I have also put off setting up the registered student organization – and the deadline is November 15. Okay, so this week we’ll get the frame build and then ask students to fill it in the next week. Nothing like a deadline. As part of this task I also want to invite students to lead, even in small ways. To take on ownership of small parts of the groups.
And then there are the larger events ahead – pumpkin carving, an international meal, giving a paper at the SAMLA, attending new staff training, and then all the Christmas stuff. It’s piling up. A month ago I thought I had all the time in the world to finish everything. Now everything is upon me and time – well it’s quite limited.
It’s difficult to write out of a place of giving and grace when I feel so tied up and always behind. I want to talk of others, make connections with community, go on pilgrimage, and stop this uber-individualism, but I don’t feel I can. There’s so much I need to do and for which I am responsible to other people.
Often I don’t get to the new things because the backlog of the old keeps weighing on me. I have to finish the previous work before getting to the new.

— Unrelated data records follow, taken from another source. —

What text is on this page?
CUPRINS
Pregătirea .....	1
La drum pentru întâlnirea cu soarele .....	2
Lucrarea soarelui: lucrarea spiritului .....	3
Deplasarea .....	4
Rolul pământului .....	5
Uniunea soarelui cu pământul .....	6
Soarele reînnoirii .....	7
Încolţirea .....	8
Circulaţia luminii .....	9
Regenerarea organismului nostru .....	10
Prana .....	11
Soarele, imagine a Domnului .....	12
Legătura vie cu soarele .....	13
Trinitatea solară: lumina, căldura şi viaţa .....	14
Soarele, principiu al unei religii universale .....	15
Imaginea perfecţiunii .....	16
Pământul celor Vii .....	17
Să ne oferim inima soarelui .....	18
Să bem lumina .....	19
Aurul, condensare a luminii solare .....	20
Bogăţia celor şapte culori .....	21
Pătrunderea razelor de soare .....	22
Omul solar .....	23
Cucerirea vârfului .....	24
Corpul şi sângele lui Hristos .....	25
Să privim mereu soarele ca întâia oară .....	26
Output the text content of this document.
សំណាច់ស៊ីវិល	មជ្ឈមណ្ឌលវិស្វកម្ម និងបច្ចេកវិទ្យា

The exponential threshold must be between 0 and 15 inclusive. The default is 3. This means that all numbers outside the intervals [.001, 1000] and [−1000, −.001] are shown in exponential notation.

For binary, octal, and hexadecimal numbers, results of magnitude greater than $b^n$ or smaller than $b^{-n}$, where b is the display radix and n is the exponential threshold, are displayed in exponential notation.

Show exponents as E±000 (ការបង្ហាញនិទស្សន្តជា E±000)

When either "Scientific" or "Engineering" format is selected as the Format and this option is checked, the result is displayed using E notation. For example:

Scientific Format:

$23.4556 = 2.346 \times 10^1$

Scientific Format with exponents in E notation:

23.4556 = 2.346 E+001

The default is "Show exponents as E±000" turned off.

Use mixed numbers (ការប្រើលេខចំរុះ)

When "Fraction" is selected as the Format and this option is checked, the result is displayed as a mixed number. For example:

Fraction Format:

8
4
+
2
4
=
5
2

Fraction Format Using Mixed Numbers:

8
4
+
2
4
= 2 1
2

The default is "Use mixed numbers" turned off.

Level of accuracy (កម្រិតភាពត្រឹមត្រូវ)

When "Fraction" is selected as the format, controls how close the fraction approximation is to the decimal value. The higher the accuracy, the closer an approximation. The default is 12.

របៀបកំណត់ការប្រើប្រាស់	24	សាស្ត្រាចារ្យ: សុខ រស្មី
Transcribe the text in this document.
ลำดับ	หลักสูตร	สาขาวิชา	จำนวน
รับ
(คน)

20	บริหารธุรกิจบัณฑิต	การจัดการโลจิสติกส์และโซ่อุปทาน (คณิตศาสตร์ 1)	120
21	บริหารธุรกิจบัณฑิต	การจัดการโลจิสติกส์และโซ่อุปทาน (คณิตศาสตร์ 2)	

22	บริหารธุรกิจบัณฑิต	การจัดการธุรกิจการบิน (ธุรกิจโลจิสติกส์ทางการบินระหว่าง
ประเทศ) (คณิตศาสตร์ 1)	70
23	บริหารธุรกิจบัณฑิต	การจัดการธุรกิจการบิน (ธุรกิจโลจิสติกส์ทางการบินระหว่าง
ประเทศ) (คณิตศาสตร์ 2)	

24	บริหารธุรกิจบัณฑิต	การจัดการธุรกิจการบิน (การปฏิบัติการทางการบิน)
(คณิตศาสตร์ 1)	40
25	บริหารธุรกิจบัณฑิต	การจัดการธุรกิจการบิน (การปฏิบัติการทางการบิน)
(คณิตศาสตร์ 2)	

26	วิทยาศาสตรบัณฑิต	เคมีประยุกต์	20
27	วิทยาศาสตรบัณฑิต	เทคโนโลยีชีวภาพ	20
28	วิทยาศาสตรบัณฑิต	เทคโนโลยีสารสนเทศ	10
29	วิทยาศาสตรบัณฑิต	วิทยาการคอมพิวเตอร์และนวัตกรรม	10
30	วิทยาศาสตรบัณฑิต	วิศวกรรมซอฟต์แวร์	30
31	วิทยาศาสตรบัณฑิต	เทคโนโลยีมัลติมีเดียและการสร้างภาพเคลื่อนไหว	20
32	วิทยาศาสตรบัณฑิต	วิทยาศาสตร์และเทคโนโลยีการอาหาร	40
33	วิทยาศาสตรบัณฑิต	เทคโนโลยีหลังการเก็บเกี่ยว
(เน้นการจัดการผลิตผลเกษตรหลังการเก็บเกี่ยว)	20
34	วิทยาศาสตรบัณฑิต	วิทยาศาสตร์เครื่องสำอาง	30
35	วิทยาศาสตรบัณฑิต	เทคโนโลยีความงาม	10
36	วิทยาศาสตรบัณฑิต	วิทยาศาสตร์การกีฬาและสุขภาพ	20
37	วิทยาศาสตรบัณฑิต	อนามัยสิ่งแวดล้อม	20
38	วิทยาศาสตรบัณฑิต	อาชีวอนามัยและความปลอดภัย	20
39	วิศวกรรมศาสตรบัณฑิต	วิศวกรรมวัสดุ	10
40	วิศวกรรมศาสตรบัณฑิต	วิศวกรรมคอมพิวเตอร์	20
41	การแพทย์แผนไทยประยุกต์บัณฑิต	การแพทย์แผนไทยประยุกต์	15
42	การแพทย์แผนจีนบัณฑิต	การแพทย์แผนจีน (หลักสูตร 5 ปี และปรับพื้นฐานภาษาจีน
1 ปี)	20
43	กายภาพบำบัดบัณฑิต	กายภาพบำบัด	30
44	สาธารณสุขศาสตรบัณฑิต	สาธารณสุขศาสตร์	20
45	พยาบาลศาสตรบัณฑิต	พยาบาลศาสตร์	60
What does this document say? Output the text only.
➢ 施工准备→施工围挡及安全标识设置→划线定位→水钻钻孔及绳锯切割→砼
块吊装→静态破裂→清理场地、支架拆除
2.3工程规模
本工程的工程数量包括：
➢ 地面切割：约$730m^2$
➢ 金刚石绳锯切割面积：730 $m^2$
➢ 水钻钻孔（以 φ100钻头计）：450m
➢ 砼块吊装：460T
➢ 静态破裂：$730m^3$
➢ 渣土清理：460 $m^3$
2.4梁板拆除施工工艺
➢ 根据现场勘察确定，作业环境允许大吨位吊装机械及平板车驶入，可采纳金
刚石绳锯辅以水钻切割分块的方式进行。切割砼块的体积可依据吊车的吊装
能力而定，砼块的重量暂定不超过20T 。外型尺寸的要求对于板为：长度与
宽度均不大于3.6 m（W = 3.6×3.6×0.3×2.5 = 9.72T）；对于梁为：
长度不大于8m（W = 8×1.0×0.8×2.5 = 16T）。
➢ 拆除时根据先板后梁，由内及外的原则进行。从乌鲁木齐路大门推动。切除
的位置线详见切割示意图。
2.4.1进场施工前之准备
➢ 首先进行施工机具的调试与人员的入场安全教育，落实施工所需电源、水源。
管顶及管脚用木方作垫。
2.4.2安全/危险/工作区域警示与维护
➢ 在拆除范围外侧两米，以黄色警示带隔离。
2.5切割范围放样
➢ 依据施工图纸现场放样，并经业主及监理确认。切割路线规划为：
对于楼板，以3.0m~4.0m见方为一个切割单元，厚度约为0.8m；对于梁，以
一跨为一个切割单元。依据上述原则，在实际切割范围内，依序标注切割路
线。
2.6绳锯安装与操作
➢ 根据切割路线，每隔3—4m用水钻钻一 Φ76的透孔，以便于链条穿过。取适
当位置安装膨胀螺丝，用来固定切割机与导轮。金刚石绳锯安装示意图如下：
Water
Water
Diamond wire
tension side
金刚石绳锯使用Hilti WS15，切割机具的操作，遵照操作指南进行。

At least that’s what my adult self seems to be saying. After I finish the work, then I can play. It seems like I will never get to the new, even if that new is just planning for next semester.
Then I see a sunrise as I drive in to work. A brilliant red blaze. This is a new morning. I can grasp Christ, even if my world doesn’t seem to be falling into place. Perhaps after seeing, really seeing, enough sunrises, I will turn around and get on with the new and leave behind some of the heavy tasks. I also know that finals are ahead when all this hurrying will be over for a semester. There will be time to breathe more freely. Maybe even to see the life that existed in the midst of mid-terms.